I have just finished watching Bright Star, a biopic of Keats that involves more romance and costuming than any film ought to. The star-crossed love story ends in death (from tuberculosis, of course) and the movie is directed by Jane Campion. All of those things means that I’ve come to one conclusion:

This is why we’re all fucked.

Don’t get me wrong, I thoroughly enjoyed the movie. It’s just that I also think that movies like this should come with a warning label or require some kind of license to rent. These things, these stories of love that is expressed in flowery poerty and doesn’t even stop after death, are dangerous.
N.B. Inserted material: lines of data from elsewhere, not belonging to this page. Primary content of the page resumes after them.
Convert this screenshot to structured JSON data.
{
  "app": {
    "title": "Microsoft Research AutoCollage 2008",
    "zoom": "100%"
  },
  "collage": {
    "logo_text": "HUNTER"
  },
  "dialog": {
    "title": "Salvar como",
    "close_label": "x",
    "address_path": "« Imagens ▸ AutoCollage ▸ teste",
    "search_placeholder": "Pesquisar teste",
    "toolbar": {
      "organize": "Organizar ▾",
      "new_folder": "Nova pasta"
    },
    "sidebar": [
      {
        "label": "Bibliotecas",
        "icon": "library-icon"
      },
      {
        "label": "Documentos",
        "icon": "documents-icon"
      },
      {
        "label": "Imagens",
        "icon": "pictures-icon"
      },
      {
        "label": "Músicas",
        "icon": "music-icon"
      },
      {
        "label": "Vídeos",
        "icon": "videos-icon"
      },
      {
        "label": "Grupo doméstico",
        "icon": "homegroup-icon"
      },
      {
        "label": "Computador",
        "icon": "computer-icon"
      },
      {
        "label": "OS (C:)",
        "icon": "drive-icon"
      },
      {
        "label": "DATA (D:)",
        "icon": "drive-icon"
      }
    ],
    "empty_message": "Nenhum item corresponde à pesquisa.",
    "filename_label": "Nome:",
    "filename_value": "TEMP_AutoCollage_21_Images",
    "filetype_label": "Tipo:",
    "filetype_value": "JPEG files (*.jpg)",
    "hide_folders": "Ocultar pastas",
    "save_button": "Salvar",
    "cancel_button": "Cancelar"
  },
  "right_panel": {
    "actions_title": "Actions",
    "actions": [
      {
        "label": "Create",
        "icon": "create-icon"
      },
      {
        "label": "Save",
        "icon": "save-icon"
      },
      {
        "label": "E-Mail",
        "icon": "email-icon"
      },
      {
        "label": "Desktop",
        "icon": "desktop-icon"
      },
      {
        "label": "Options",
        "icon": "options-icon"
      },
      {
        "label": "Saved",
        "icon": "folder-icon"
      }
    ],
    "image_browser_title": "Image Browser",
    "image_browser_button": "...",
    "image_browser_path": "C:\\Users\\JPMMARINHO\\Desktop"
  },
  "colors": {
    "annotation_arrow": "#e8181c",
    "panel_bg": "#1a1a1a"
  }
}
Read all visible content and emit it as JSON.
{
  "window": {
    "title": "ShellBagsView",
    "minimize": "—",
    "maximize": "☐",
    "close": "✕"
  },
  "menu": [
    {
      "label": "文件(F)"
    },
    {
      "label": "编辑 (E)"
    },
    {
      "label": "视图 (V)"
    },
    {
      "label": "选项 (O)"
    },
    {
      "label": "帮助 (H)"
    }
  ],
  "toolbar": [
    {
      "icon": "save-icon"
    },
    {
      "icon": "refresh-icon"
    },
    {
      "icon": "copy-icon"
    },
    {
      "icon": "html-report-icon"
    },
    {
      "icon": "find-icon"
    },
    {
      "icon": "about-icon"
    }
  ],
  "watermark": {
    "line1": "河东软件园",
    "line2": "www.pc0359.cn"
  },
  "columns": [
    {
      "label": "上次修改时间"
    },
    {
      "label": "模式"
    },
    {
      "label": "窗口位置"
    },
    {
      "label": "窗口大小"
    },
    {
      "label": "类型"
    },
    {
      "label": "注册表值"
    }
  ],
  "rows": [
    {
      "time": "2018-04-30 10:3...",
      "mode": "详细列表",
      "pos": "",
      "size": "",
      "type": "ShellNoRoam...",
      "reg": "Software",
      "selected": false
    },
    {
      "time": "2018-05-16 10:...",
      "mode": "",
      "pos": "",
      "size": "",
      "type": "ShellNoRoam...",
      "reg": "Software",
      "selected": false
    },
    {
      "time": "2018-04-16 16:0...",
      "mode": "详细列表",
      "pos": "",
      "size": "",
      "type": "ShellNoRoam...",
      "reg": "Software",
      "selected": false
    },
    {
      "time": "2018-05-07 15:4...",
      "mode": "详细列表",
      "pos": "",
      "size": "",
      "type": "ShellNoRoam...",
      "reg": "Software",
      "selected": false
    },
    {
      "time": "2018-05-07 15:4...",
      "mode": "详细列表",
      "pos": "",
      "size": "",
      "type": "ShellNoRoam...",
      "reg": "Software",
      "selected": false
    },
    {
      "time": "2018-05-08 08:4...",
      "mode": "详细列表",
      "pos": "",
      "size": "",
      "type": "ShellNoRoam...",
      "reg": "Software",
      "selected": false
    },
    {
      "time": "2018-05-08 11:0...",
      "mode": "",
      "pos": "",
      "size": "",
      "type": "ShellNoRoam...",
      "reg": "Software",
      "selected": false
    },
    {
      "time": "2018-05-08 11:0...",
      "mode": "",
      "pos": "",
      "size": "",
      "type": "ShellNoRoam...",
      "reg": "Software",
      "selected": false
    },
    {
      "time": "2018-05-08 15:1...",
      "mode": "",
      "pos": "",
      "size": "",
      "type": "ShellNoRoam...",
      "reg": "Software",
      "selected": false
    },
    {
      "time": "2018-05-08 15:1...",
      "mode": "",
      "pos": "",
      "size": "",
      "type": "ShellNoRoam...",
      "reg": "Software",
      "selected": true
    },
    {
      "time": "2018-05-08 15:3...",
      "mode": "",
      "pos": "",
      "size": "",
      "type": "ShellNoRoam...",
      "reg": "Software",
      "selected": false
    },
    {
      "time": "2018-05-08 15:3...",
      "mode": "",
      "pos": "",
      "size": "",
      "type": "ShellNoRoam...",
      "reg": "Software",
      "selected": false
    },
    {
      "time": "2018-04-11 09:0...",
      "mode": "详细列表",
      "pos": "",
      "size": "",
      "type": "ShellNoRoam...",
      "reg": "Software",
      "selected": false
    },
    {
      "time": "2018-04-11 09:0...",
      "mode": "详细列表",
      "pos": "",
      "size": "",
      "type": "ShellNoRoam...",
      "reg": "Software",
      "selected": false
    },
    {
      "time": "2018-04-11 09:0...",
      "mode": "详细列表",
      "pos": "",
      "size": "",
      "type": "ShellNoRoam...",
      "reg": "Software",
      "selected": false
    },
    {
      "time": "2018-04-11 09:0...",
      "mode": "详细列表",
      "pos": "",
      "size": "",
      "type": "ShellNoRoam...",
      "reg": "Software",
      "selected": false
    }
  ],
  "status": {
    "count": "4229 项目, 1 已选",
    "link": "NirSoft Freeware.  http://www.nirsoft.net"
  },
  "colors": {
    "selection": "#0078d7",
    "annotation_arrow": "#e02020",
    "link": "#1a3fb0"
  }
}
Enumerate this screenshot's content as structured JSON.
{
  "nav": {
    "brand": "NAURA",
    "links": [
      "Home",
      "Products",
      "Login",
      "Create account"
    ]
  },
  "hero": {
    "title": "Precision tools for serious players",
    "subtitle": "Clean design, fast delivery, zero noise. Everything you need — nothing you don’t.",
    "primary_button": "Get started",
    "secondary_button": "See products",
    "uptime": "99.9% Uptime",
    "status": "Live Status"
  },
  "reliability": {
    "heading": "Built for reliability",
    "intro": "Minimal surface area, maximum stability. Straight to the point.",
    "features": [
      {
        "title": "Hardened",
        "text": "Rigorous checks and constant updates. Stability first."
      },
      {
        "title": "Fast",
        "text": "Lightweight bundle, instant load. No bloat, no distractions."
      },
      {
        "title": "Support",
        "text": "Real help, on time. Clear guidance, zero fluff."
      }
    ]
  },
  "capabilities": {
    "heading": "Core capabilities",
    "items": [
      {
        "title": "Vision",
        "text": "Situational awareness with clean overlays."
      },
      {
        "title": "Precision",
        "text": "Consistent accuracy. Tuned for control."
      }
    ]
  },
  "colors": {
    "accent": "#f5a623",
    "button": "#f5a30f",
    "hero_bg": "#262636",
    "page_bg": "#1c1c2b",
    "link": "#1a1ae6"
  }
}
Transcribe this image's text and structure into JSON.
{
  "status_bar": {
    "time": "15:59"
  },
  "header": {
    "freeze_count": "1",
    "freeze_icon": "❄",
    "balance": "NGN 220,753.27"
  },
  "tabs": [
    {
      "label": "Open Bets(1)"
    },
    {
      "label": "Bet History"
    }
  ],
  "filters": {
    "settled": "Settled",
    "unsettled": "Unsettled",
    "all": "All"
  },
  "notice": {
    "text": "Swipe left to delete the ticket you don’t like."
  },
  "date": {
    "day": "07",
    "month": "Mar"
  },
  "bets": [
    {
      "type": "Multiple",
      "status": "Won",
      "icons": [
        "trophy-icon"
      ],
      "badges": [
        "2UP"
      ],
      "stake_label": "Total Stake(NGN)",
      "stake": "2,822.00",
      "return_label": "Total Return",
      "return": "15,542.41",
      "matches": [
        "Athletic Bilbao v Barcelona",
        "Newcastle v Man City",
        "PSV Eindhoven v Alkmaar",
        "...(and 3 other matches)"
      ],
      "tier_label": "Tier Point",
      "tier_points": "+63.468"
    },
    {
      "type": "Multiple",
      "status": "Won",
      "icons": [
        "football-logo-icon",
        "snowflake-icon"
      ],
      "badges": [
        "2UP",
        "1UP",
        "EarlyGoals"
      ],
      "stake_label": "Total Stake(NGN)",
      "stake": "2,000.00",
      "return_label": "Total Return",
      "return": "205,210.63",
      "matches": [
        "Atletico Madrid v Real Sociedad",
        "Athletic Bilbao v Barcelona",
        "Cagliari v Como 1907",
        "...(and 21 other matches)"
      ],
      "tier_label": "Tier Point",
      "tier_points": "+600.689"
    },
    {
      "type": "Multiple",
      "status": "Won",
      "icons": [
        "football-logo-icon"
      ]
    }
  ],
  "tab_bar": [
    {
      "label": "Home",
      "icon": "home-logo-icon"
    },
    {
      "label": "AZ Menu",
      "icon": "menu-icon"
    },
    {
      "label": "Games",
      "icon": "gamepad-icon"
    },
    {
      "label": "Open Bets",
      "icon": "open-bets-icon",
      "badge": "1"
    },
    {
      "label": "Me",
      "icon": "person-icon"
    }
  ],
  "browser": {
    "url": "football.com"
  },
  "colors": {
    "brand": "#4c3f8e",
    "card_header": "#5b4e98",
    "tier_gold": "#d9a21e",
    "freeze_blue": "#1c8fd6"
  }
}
It would be lovely if, when your man has to travel to Italy, he would devote much of his time to writing you ornate poems about how much he misses you. It would be lovely if they were hand-delivered and sealed with bright red wax bearing his initials. But we don’t do that here in the 21st century. Here, we have email. We have Facebook. Those things are instant gratification, but they are not particularly romantic. Ladies, if you get any bright ideas about hand-writing poems in fountain pen, proceed with caution. This tends to scare the hell out of the 21st century male. You might as well go find some moors to wander. In the rain.

Even if your man were to write you ornate poems from Italy, half of you would think it he was just up to something. Like, “he’s just trying to get in my pants” or “I wonder what he did that’s about to piss me off.” Guys, forgive us. Years of being 21st century women have taught us that guys who do things like this probably ARE up to something.

It’s like guys can’t win.
Ladies can’t win either.
Ask us about the virgin/whore problem sometime.

Actually, maybe you can win a little. At the end of the day, it’s not about the wax-sealed poems. It’s not about flowery language that could only be managed by a master of Romantic poetry. It’s about us women just wishing we knew how you felt about us. If you go to Italy, we just want to know that you’re thinking of us. We’re all screwed because modern technology has gotten us used to knowing exactly where everybody is 24 hours a day. One tiny hole is someone’s Foursquare timeline, and our stupid girl brains start wondering. It’s silly. It’s insane. It’s the 21st century. Five years ago, we didn’t have this kind of access to each other, and now it’s become commonplace, and sometimes expected.

There’s a part of me that really enjoys having every status update from everyone I know sent to my phone. There’s also a part of me that wants to run screaming from that, move to the country, and communicate only via fountain pen.